元日本テレビニュースキャスターで、現在は多くのメディアでコメンテーターを務める岸田雪子氏が、いじめ、虐待、子育て、介護など、親子間コミュニケーションを始めとする、身近な悩みや課題を取り上げる新連載「岸田雪子のBloom Room(ブルームルーム)」。親子の笑顔の“つぼみ”を花開かせる小部屋です。今回は、休校明けの “学校と子どもたちへのサポート“ について考えてみたいと思います。

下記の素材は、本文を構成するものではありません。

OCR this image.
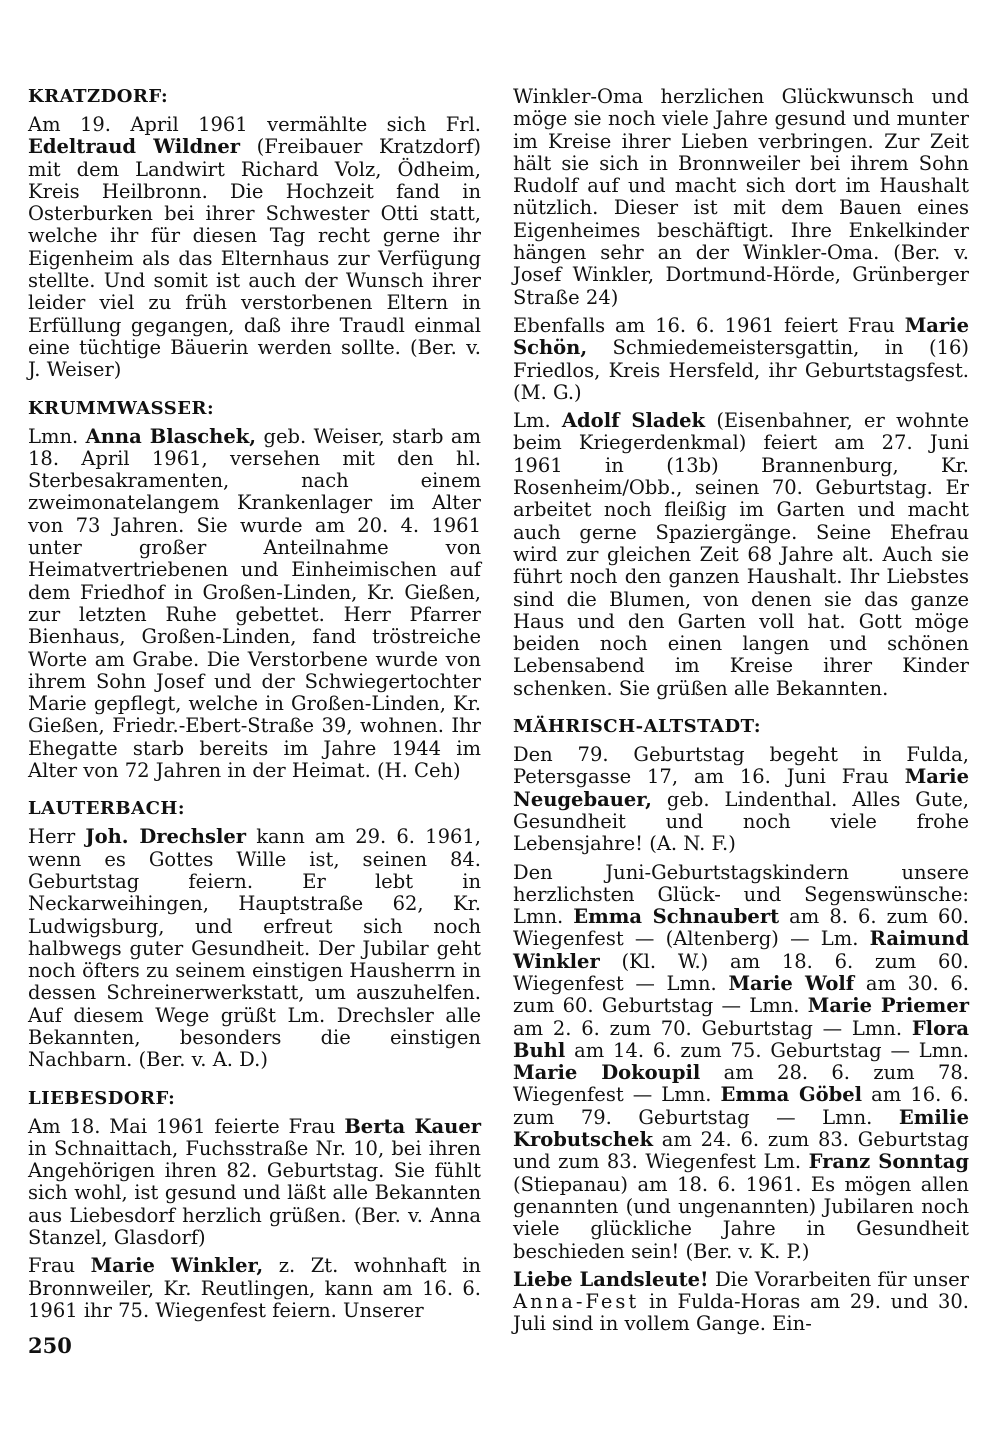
KRATZDORF:

Am 19. April 1961 vermählte sich Frl. Edeltraud Wildner (Freibauer Kratzdorf) mit dem Landwirt Richard Volz, Ödheim, Kreis Heilbronn. Die Hochzeit fand in Osterburken bei ihrer Schwester Otti statt, welche ihr für diesen Tag recht gerne ihr Eigenheim als das Elternhaus zur Verfügung stellte. Und somit ist auch der Wunsch ihrer leider viel zu früh verstorbenen Eltern in Erfüllung gegangen, daß ihre Traudl einmal eine tüchtige Bäuerin werden sollte. (Ber. v. J. Weiser)

KRUMMWASSER:

Lmn. Anna Blaschek, geb. Weiser, starb am 18. April 1961, versehen mit den hl. Sterbesakramenten, nach einem zweimonatelangem Krankenlager im Alter von 73 Jahren. Sie wurde am 20. 4. 1961 unter großer Anteilnahme von Heimatvertriebenen und Einheimischen auf dem Friedhof in Großen-Linden, Kr. Gießen, zur letzten Ruhe gebettet. Herr Pfarrer Bienhaus, Großen-Linden, fand tröstreiche Worte am Grabe. Die Verstorbene wurde von ihrem Sohn Josef und der Schwiegertochter Marie gepflegt, welche in Großen-Linden, Kr. Gießen, Friedr.-Ebert-Straße 39, wohnen. Ihr Ehegatte starb bereits im Jahre 1944 im Alter von 72 Jahren in der Heimat. (H. Ceh)

LAUTERBACH:

Herr Joh. Drechsler kann am 29. 6. 1961, wenn es Gottes Wille ist, seinen 84. Geburtstag feiern. Er lebt in Neckarweihingen, Hauptstraße 62, Kr. Ludwigsburg, und erfreut sich noch halbwegs guter Gesundheit. Der Jubilar geht noch öfters zu seinem einstigen Hausherrn in dessen Schreinerwerkstatt, um auszuhelfen. Auf diesem Wege grüßt Lm. Drechsler alle Bekannten, besonders die einstigen Nachbarn. (Ber. v. A. D.)

LIEBESDORF:

Am 18. Mai 1961 feierte Frau Berta Kauer in Schnaittach, Fuchsstraße Nr. 10, bei ihren Angehörigen ihren 82. Geburtstag. Sie fühlt sich wohl, ist gesund und läßt alle Bekannten aus Liebesdorf herzlich grüßen. (Ber. v. Anna Stanzel, Glasdorf)

Frau Marie Winkler, z. Zt. wohnhaft in Bronnweiler, Kr. Reutlingen, kann am 16. 6. 1961 ihr 75. Wiegenfest feiern. Unserer

Winkler-Oma herzlichen Glückwunsch und möge sie noch viele Jahre gesund und munter im Kreise ihrer Lieben verbringen. Zur Zeit hält sie sich in Bronnweiler bei ihrem Sohn Rudolf auf und macht sich dort im Haushalt nützlich. Dieser ist mit dem Bauen eines Eigenheimes beschäftigt. Ihre Enkelkinder hängen sehr an der Winkler-Oma. (Ber. v. Josef Winkler, Dortmund-Hörde, Grünberger Straße 24)

Ebenfalls am 16. 6. 1961 feiert Frau Marie Schön, Schmiedemeistersgattin, in (16) Friedlos, Kreis Hersfeld, ihr Geburtstagsfest. (M. G.)

Lm. Adolf Sladek (Eisenbahner, er wohnte beim Kriegerdenkmal) feiert am 27. Juni 1961 in (13b) Brannenburg, Kr. Rosenheim/Obb., seinen 70. Geburtstag. Er arbeitet noch fleißig im Garten und macht auch gerne Spaziergänge. Seine Ehefrau wird zur gleichen Zeit 68 Jahre alt. Auch sie führt noch den ganzen Haushalt. Ihr Liebstes sind die Blumen, von denen sie das ganze Haus und den Garten voll hat. Gott möge beiden noch einen langen und schönen Lebensabend im Kreise ihrer Kinder schenken. Sie grüßen alle Bekannten.

MÄHRISCH-ALTSTADT:

Den 79. Geburtstag begeht in Fulda, Petersgasse 17, am 16. Juni Frau Marie Neugebauer, geb. Lindenthal. Alles Gute, Gesundheit und noch viele frohe Lebensjahre! (A. N. F.)

Den Juni-Geburtstagskindern unsere herzlichsten Glück- und Segenswünsche: Lmn. Emma Schnaubert am 8. 6. zum 60. Wiegenfest — (Altenberg) — Lm. Raimund Winkler (Kl. W.) am 18. 6. zum 60. Wiegenfest — Lmn. Marie Wolf am 30. 6. zum 60. Geburtstag — Lmn. Marie Priemer am 2. 6. zum 70. Geburtstag — Lmn. Flora Buhl am 14. 6. zum 75. Geburtstag — Lmn. Marie Dokoupil am 28. 6. zum 78. Wiegenfest — Lmn. Emma Göbel am 16. 6. zum 79. Geburtstag — Lmn. Emilie Krobutschek am 24. 6. zum 83. Geburtstag und zum 83. Wiegenfest Lm. Franz Sonntag (Stiepanau) am 18. 6. 1961. Es mögen allen genannten (und ungenannten) Jubilaren noch viele glückliche Jahre in Gesundheit beschieden sein! (Ber. v. K. P.)

Liebe Landsleute! Die Vorarbeiten für unser Anna-Fest in Fulda-Horas am 29. und 30. Juli sind in vollem Gange. Ein-

250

学校が再開してしばらく経ったある夕方、我が家で「ぞうきん事件」が勃発しました。リビングルームの床に、無造作に投げ捨てられた、濡れた、怪しげなぞうきんを発見した私。よく見ると、今朝息子(中1)が学校に持っていたもののようです。息子に尋ねると「机とか椅子のアルコール消毒を自分でやったやつ」とのこと。あ、消毒って自分でやっているんだね、と思いつつ、おそるおそる彼のリュックの中を見ると、教科書が濡れてびちょぶちょ状態。消毒使用済みのぞうきんを、そのままリュックに投げ込んで帰ってきたようで…。これじゃあウイルスをふき取った意味がないんだよ、使用済みのぞうきんを入れる袋を持っていこうね、と話して聞かせたのでした。大人の常識は子どものヒジョーシキだったりしますが、コロナ常識を子ども(反抗期)に共有してもらうのはなかなかタイヘンです。
■ “消毒問題” の切り札にも?「人材バンク」の時給は
というわけで、子どもたちも自分でやっている「学校内の消毒」というのは、今、現場の大きな課題です。ある公立小学校の校長先生に聞いたところ、「辞書や、体育館のボールといった備品を毎日ひとつひとつ手作業で消毒している」とのこと。「消毒液は次亜塩素酸ナトリウムを使うので、あとから2度拭きも必要なんです」と大変なご苦労です。学習の遅れを取り戻す作業と、消毒作業の両立に追われる日々に、先生方からは悲鳴のような声も聞かれます。
そんな学校現場のサポートに、と創設された「学校・子ども応援サポーター人材バンク」をご存知でしょうか。「8万人の元教師などを募集する」、というニュースを耳にされた方も多いかと思いますが、実は必要とされているのは「元教師」だけではありません。
文科省のホームページを覗いてみると、「消毒」などの事務作業や、子どもたちの「見守り」など、先生方のサポートも募集の対象です。ICTが得意な方であれば、オンライン授業の準備を手伝うこともできますし、地域や保護者の方が、ご自分の仕事のことを子どもたちに話して聞かせることで、立派な「キャリア教育の授業」も成立するのです。
もちろん学習サポートとして「教員免許は持っているけれど教師は辞めている」という方や、「塾の先生方」が実際に授業を行うという事例も多くあるそうです。政府の事業ですから報酬もアリです。地域によって異なるものの、学習指導なら時給2,780円が上限、学習以外のサポートなら時給1,000円が上限だそうです。興味のある方は、文科省のホームページから登録フォームに進んでみてください。活動したい地域や、希望の仕事などを入力すれば、該当する自治体から直接連絡が来て、面接⇒採用へと進む仕組みになっています。
■「休校中の恩返し」「役に立ちたい」の声
ある学校が募集した消毒作業に参加した保護者の方の中には、「休校中にプリント作りなど尽力くださった先生方に恩返ししたかった」という方や、「何でもいいから何か役に立てることを探していた」という声も聞かれていました。
実は、こうして学校にみんなが「参加」することは、「学校を地域に開く」という重要な意味も持っています。学校を地域に開くことで、子どもたちを見守る「大人の目」を増やすことになり、いじめや虐待に苦しむ子どもの存在に気付いたり、支えたりすることにもつながるからです。
「子育て」を家庭だけでなく、学校だけでもなく、地域社会全体で助け合って担っていく。そんな未来の「開かれた学校のカタチ」につながるきっかけを、このコロナ禍で見つけることができれば思います。